To demonstrate business activity at a professional level, the applicant must submit documentation in the form of a job offer letter from the prospective employer in the United States, as well as supporting documents such as licenses, diplomas, degrees, certificates, or membership in professional organizations. The following documentary evidence must be submitted in connection with an application for an E-3 visa:
- A certified Form ETA 9035, clearly annotated as “E-3 – Australia – to be processed.” (Note: DOL is currently updating the Form ETA 9035 to include an option check box for E-3 classification, which will eliminate the need for the interim handwritten annotation). The form may be mailed or submitted online.
- Evidence of academic or other qualifying credentials as required under INA 214(i)(1), and a job offer letter or other documentation from the employer establishing that upon entry into the United States, the applicant will be engaged in qualifying work in a specialty occupation and that the alien will be paid the actual or prevailing wage referred to in INA 212(t)(1). A certified copy of the foreign degree and evidence that it is equivalent to the required U.S. degree could be used to satisfy the “qualifying credentials” requirement. Likewise, a certified copy of a U.S. baccalaureate or higher degree, as required by the specialty occupation, would meet the minimum evidentiary standard.
- In the absence of an academic or other qualifying credential(s), evidence of education and experience that is equivalent to the required U.S. degree.
- Evidence establishing that the applicant’s stay in the United States will be temporary.

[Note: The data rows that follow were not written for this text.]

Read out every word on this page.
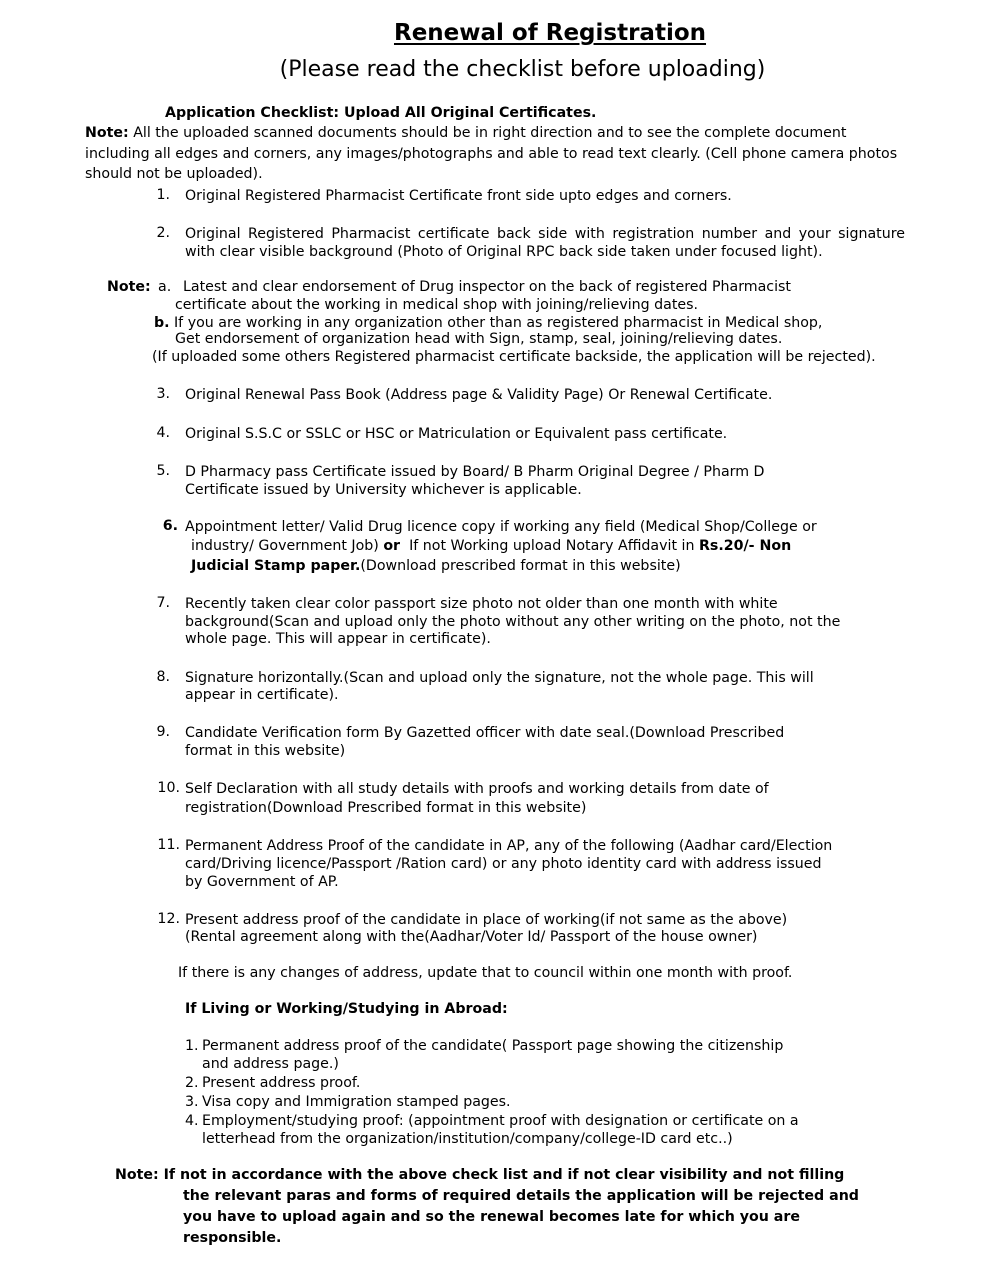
Renewal of Registration
(Please read the checklist before uploading)
Application Checklist: Upload All Original Certificates.
Note: All the uploaded scanned documents should be in right direction and to see the complete document including all edges and corners, any images/photographs and able to read text clearly. (Cell phone camera photos should not be uploaded).
1. Original Registered Pharmacist Certificate front side upto edges and corners.
2. Original Registered Pharmacist certificate back side with registration number and your signature with clear visible background (Photo of Original RPC back side taken under focused light).
Note: a. Latest and clear endorsement of Drug inspector on the back of registered Pharmacist
certificate about the working in medical shop with joining/relieving dates.
b. If you are working in any organization other than as registered pharmacist in Medical shop,
Get endorsement of organization head with Sign, stamp, seal, joining/relieving dates.
(If uploaded some others Registered pharmacist certificate backside, the application will be rejected).
3. Original Renewal Pass Book (Address page & Validity Page) Or Renewal Certificate.
4. Original S.S.C or SSLC or HSC or Matriculation or Equivalent pass certificate.
5. D Pharmacy pass Certificate issued by Board/ B Pharm Original Degree / Pharm D
Certificate issued by University whichever is applicable.
6. Appointment letter/ Valid Drug licence copy if working any field (Medical Shop/College or
industry/ Government Job) or  If not Working upload Notary Affidavit in Rs.20/- Non
Judicial Stamp paper.(Download prescribed format in this website)
7. Recently taken clear color passport size photo not older than one month with white
background(Scan and upload only the photo without any other writing on the photo, not the
whole page. This will appear in certificate).
8. Signature horizontally.(Scan and upload only the signature, not the whole page. This will
appear in certificate).
9. Candidate Verification form By Gazetted officer with date seal.(Download Prescribed
format in this website)
10. Self Declaration with all study details with proofs and working details from date of
registration(Download Prescribed format in this website)
11. Permanent Address Proof of the candidate in AP, any of the following (Aadhar card/Election
card/Driving licence/Passport /Ration card) or any photo identity card with address issued
by Government of AP.
12. Present address proof of the candidate in place of working(if not same as the above)
(Rental agreement along with the(Aadhar/Voter Id/ Passport of the house owner)
If there is any changes of address, update that to council within one month with proof.
If Living or Working/Studying in Abroad:
1. Permanent address proof of the candidate( Passport page showing the citizenship
and address page.)
2. Present address proof.
3. Visa copy and Immigration stamped pages.
4. Employment/studying proof: (appointment proof with designation or certificate on a
letterhead from the organization/institution/company/college-ID card etc..)
Note: If not in accordance with the above check list and if not clear visibility and not filling
the relevant paras and forms of required details the application will be rejected and
you have to upload again and so the renewal becomes late for which you are
responsible.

- A certified copy of any required license or other official permission to practice the occupation in the state of intended employment if so required or, where licensure is not necessary to commence immediately the intended specialty occupation employment upon admission, evidence that the alien will be obtaining the required license within a reasonable time after admission.

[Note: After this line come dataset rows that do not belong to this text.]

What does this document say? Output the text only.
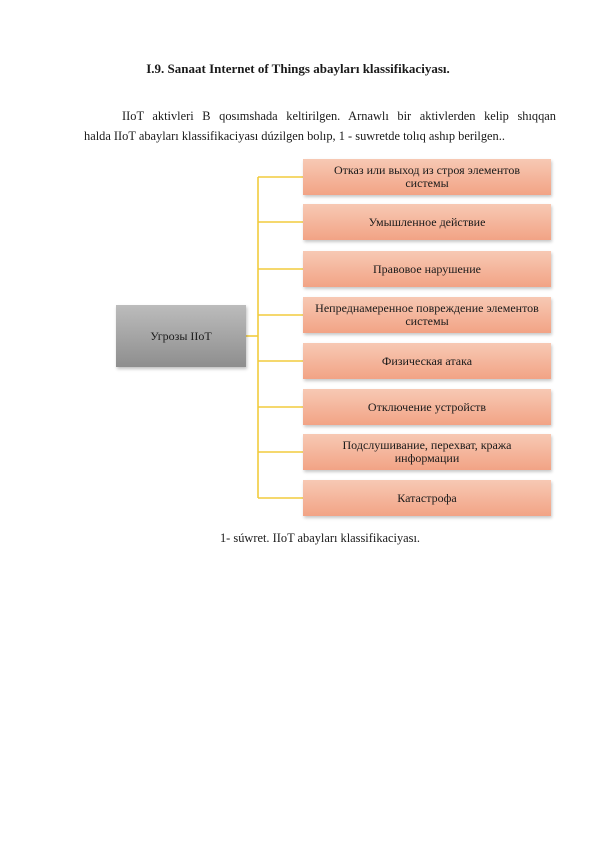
I.9. Sanaat Internet of Things abayları klassifikaciyası.
IIoT aktivleri B qosımshada keltirilgen. Arnawlı bir aktivlerden kelip shıqqan
halda IIoT abayları klassifikaciyası dúzilgen bolıp, 1 - suwretde tolıq ashıp berilgen..
Угрозы IIoT
Отказ или выход из строя элементов системы
Умышленное действие
Правовое нарушение
Непреднамеренное повреждение элементов системы
Физическая атака
Отключение устройств
Подслушивание, перехват, кража информации
Катастрофа
1- súwret. IIoT abayları klassifikaciyası.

- Evidence of payment of the Machine Readable Visa (MRV) Fee, also known as the application fee.
Duration of Visa
An E-3 visa is granted for up to two years. At the end of each two-year period, the Australian citizen may reapply for another E-3 visa. At present, there is no maximum number of times that an Australian citizen may renew his or her E-3 visa.
Status of Spouse and Minor Children
An Australian spouse or unmarried minor child of an E-3 visa holder is entitled to an E-3 classification for the same length of stay as the principal. A visa from a U.S. Consulate is required when applying for admission, whether for an Australian or non-Australian citizen. Unlike most employment-based visas, with the E-3, the spouse and unmarried minor children can accept employment in the United States, after obtaining a work authorization document.